Ecology and economics come from the same Greek word - oikos ,  the house.  Cousteau said:  “These disciplines should complement each other and share the same goal: to develop the art of managing our earth, the water planet, for the survival of all living forms.  Both sciences can do little without the help of technology, and technology goes wild without economical and ecological controls.”  With these three disciplines Cousteau hoped we might find antidotes to most of the problems inherent in development and progress.

In 1973 Jacques Cousteau wrote:  “Somewhere there must be a few thousand men and women who share with me a deep concern for the future of life on our planet Earth...who want to know what the sea means to mankind and who want to help spread that knowledge.”
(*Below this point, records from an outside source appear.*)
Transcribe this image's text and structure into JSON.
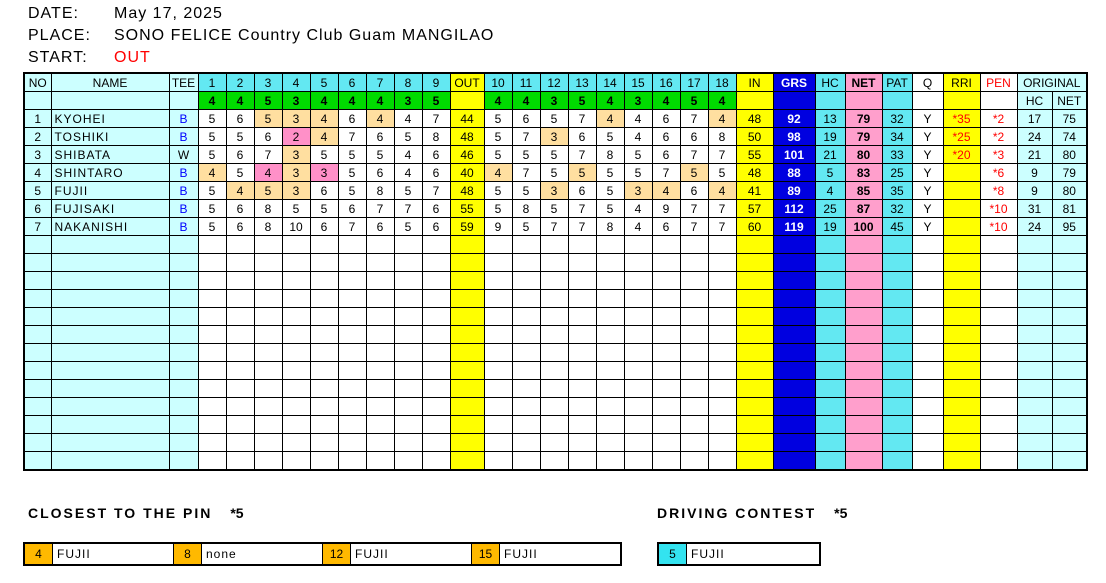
{
  "header": {
    "date_label": "DATE:",
    "date": "May 17, 2025",
    "place_label": "PLACE:",
    "place": "SONO FELICE Country Club Guam MANGILAO",
    "start_label": "START:",
    "start": "OUT"
  },
  "table": {
    "columns": {
      "no": "NO",
      "name": "NAME",
      "tee": "TEE",
      "out": "OUT",
      "in": "IN",
      "grs": "GRS",
      "hc": "HC",
      "net": "NET",
      "pat": "PAT",
      "q": "Q",
      "rri": "RRI",
      "pen": "PEN",
      "original": "ORIGINAL",
      "orig_hc": "HC",
      "orig_net": "NET"
    },
    "holes_out": [
      "1",
      "2",
      "3",
      "4",
      "5",
      "6",
      "7",
      "8",
      "9"
    ],
    "holes_in": [
      "10",
      "11",
      "12",
      "13",
      "14",
      "15",
      "16",
      "17",
      "18"
    ],
    "par_out": [
      4,
      4,
      5,
      3,
      4,
      4,
      4,
      3,
      5
    ],
    "par_in": [
      4,
      4,
      3,
      5,
      4,
      3,
      4,
      5,
      4
    ],
    "players": [
      {
        "no": 1,
        "name": "KYOHEI",
        "tee": "B",
        "out": [
          5,
          6,
          5,
          3,
          4,
          6,
          4,
          4,
          7
        ],
        "out_total": 44,
        "in": [
          5,
          6,
          5,
          7,
          4,
          4,
          6,
          7,
          4
        ],
        "in_total": 48,
        "grs": 92,
        "hc": 13,
        "net": 79,
        "pat": 32,
        "q": "Y",
        "rri": "*35",
        "pen": "*2",
        "orig_hc": 17,
        "orig_net": 75
      },
      {
        "no": 2,
        "name": "TOSHIKI",
        "tee": "B",
        "out": [
          5,
          5,
          6,
          2,
          4,
          7,
          6,
          5,
          8
        ],
        "out_total": 48,
        "in": [
          5,
          7,
          3,
          6,
          5,
          4,
          6,
          6,
          8
        ],
        "in_total": 50,
        "grs": 98,
        "hc": 19,
        "net": 79,
        "pat": 34,
        "q": "Y",
        "rri": "*25",
        "pen": "*2",
        "orig_hc": 24,
        "orig_net": 74
      },
      {
        "no": 3,
        "name": "SHIBATA",
        "tee": "W",
        "out": [
          5,
          6,
          7,
          3,
          5,
          5,
          5,
          4,
          6
        ],
        "out_total": 46,
        "in": [
          5,
          5,
          5,
          7,
          8,
          5,
          6,
          7,
          7
        ],
        "in_total": 55,
        "grs": 101,
        "hc": 21,
        "net": 80,
        "pat": 33,
        "q": "Y",
        "rri": "*20",
        "pen": "*3",
        "orig_hc": 21,
        "orig_net": 80
      },
      {
        "no": 4,
        "name": "SHINTARO",
        "tee": "B",
        "out": [
          4,
          5,
          4,
          3,
          3,
          5,
          6,
          4,
          6
        ],
        "out_total": 40,
        "in": [
          4,
          7,
          5,
          5,
          5,
          5,
          7,
          5,
          5
        ],
        "in_total": 48,
        "grs": 88,
        "hc": 5,
        "net": 83,
        "pat": 25,
        "q": "Y",
        "rri": "",
        "pen": "*6",
        "orig_hc": 9,
        "orig_net": 79
      },
      {
        "no": 5,
        "name": "FUJII",
        "tee": "B",
        "out": [
          5,
          4,
          5,
          3,
          6,
          5,
          8,
          5,
          7
        ],
        "out_total": 48,
        "in": [
          5,
          5,
          3,
          6,
          5,
          3,
          4,
          6,
          4
        ],
        "in_total": 41,
        "grs": 89,
        "hc": 4,
        "net": 85,
        "pat": 35,
        "q": "Y",
        "rri": "",
        "pen": "*8",
        "orig_hc": 9,
        "orig_net": 80
      },
      {
        "no": 6,
        "name": "FUJISAKI",
        "tee": "B",
        "out": [
          5,
          6,
          8,
          5,
          5,
          6,
          7,
          7,
          6
        ],
        "out_total": 55,
        "in": [
          5,
          8,
          5,
          7,
          5,
          4,
          9,
          7,
          7
        ],
        "in_total": 57,
        "grs": 112,
        "hc": 25,
        "net": 87,
        "pat": 32,
        "q": "Y",
        "rri": "",
        "pen": "*10",
        "orig_hc": 31,
        "orig_net": 81
      },
      {
        "no": 7,
        "name": "NAKANISHI",
        "tee": "B",
        "out": [
          5,
          6,
          8,
          10,
          6,
          7,
          6,
          5,
          6
        ],
        "out_total": 59,
        "in": [
          9,
          5,
          7,
          7,
          8,
          4,
          6,
          7,
          7
        ],
        "in_total": 60,
        "grs": 119,
        "hc": 19,
        "net": 100,
        "pat": 45,
        "q": "Y",
        "rri": "",
        "pen": "*10",
        "orig_hc": 24,
        "orig_net": 95
      }
    ],
    "empty_rows": 13
  },
  "closest_to_the_pin": {
    "label": "CLOSEST TO THE PIN",
    "star": "*5",
    "entries": [
      {
        "hole": "4",
        "winner": "FUJII"
      },
      {
        "hole": "8",
        "winner": "none"
      },
      {
        "hole": "12",
        "winner": "FUJII"
      },
      {
        "hole": "15",
        "winner": "FUJII"
      }
    ]
  },
  "driving_contest": {
    "label": "DRIVING CONTEST",
    "star": "*5",
    "entries": [
      {
        "hole": "5",
        "winner": "FUJII"
      }
    ]
  },
  "colors": {
    "pale_cyan": "#CCFFFF",
    "cyan": "#63E8F2",
    "green_par": "#00DB00",
    "yellow": "#FFFF00",
    "grs_blue": "#0000E0",
    "net_pink": "#FF9FCC",
    "par_match_tan": "#FFDFA0",
    "birdie_pink": "#FF90C8",
    "prize_orange": "#FFB900",
    "prize_cyan": "#33E3F0",
    "accent_red": "#FF0000",
    "tee_blue": "#0000FF"
  }
}
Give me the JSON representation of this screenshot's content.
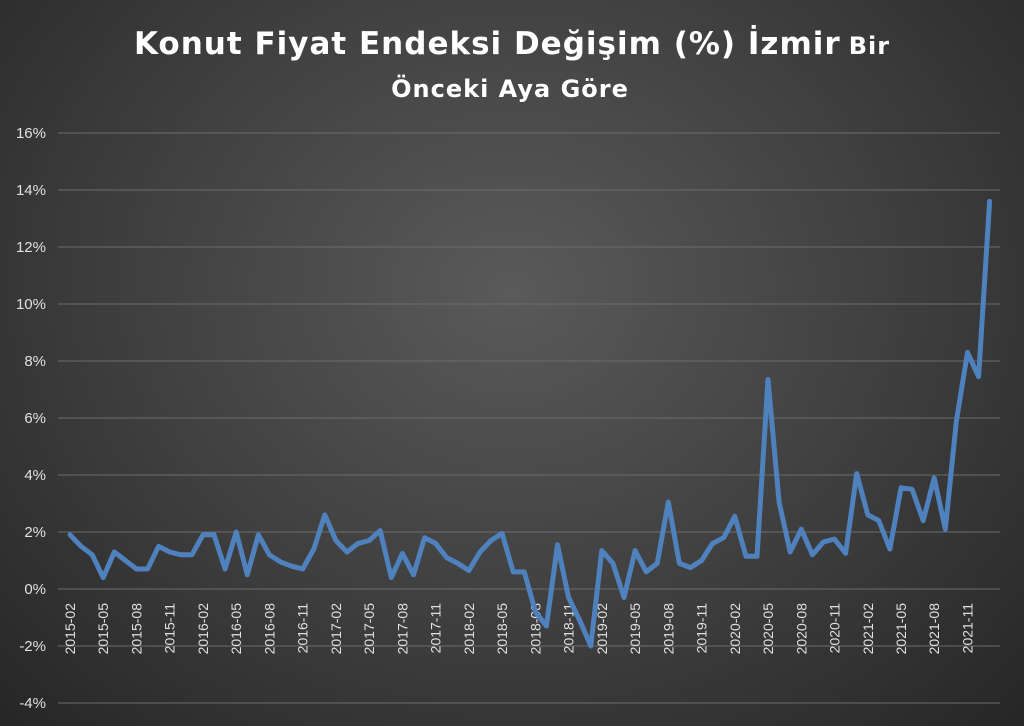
{
  "chart_data": {
    "type": "line",
    "title_main": "Konut Fiyat Endeksi Değişim (%) İzmir",
    "title_main_suffix": "Bir",
    "subtitle": "Önceki Aya Göre",
    "xlabel": "",
    "ylabel": "",
    "ylim": [
      -4,
      16
    ],
    "yticks": [
      "-4%",
      "-2%",
      "0%",
      "2%",
      "4%",
      "6%",
      "8%",
      "10%",
      "12%",
      "14%",
      "16%"
    ],
    "ytick_values": [
      -4,
      -2,
      0,
      2,
      4,
      6,
      8,
      10,
      12,
      14,
      16
    ],
    "grid": true,
    "legend": "none",
    "line_color": "#4f81bd",
    "xtick_labels": [
      "2015-02",
      "2015-05",
      "2015-08",
      "2015-11",
      "2016-02",
      "2016-05",
      "2016-08",
      "2016-11",
      "2017-02",
      "2017-05",
      "2017-08",
      "2017-11",
      "2018-02",
      "2018-05",
      "2018-08",
      "2018-11",
      "2019-02",
      "2019-05",
      "2019-08",
      "2019-11",
      "2020-02",
      "2020-05",
      "2020-08",
      "2020-11",
      "2021-02",
      "2021-05",
      "2021-08",
      "2021-11"
    ],
    "x": [
      "2015-02",
      "2015-03",
      "2015-04",
      "2015-05",
      "2015-06",
      "2015-07",
      "2015-08",
      "2015-09",
      "2015-10",
      "2015-11",
      "2015-12",
      "2016-01",
      "2016-02",
      "2016-03",
      "2016-04",
      "2016-05",
      "2016-06",
      "2016-07",
      "2016-08",
      "2016-09",
      "2016-10",
      "2016-11",
      "2016-12",
      "2017-01",
      "2017-02",
      "2017-03",
      "2017-04",
      "2017-05",
      "2017-06",
      "2017-07",
      "2017-08",
      "2017-09",
      "2017-10",
      "2017-11",
      "2017-12",
      "2018-01",
      "2018-02",
      "2018-03",
      "2018-04",
      "2018-05",
      "2018-06",
      "2018-07",
      "2018-08",
      "2018-09",
      "2018-10",
      "2018-11",
      "2018-12",
      "2019-01",
      "2019-02",
      "2019-03",
      "2019-04",
      "2019-05",
      "2019-06",
      "2019-07",
      "2019-08",
      "2019-09",
      "2019-10",
      "2019-11",
      "2019-12",
      "2020-01",
      "2020-02",
      "2020-03",
      "2020-04",
      "2020-05",
      "2020-06",
      "2020-07",
      "2020-08",
      "2020-09",
      "2020-10",
      "2020-11",
      "2020-12",
      "2021-01",
      "2021-02",
      "2021-03",
      "2021-04",
      "2021-05",
      "2021-06",
      "2021-07",
      "2021-08",
      "2021-09",
      "2021-10",
      "2021-11",
      "2021-12",
      "2022-01"
    ],
    "values": [
      1.9,
      1.5,
      1.2,
      0.4,
      1.3,
      1.0,
      0.7,
      0.7,
      1.5,
      1.3,
      1.2,
      1.2,
      1.9,
      1.9,
      0.7,
      2.0,
      0.5,
      1.9,
      1.2,
      0.95,
      0.8,
      0.7,
      1.4,
      2.6,
      1.7,
      1.3,
      1.6,
      1.7,
      2.05,
      0.4,
      1.25,
      0.5,
      1.8,
      1.6,
      1.1,
      0.9,
      0.65,
      1.3,
      1.7,
      1.95,
      0.6,
      0.6,
      -0.8,
      -1.3,
      1.55,
      -0.3,
      -1.1,
      -2.0,
      1.35,
      0.9,
      -0.3,
      1.35,
      0.6,
      0.9,
      3.05,
      0.9,
      0.75,
      1.0,
      1.6,
      1.8,
      2.55,
      1.15,
      1.15,
      7.35,
      3.05,
      1.3,
      2.1,
      1.2,
      1.65,
      1.75,
      1.25,
      4.05,
      2.6,
      2.4,
      1.4,
      3.55,
      3.5,
      2.4,
      3.9,
      2.1,
      5.9,
      8.3,
      7.45,
      13.6
    ]
  }
}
For me and for many divers around the world, those words have been a lifetime clarion call.  “Otherwise,” Cousteau added in later years, “we’re writing  blank checks on future generations.”

As I post this story  a quarter century later I reflect: what has changed since then? How much of the vision of this man has ben left to  those who follow to achieve?  The work of Cousteau can be seen as a challenge. It must not be forgotten.


1 comment:

  1. Thank you, Wade. Everyone should watch the documentaries that resulted from these efforts. Messages that are even more pertinent to NZ now.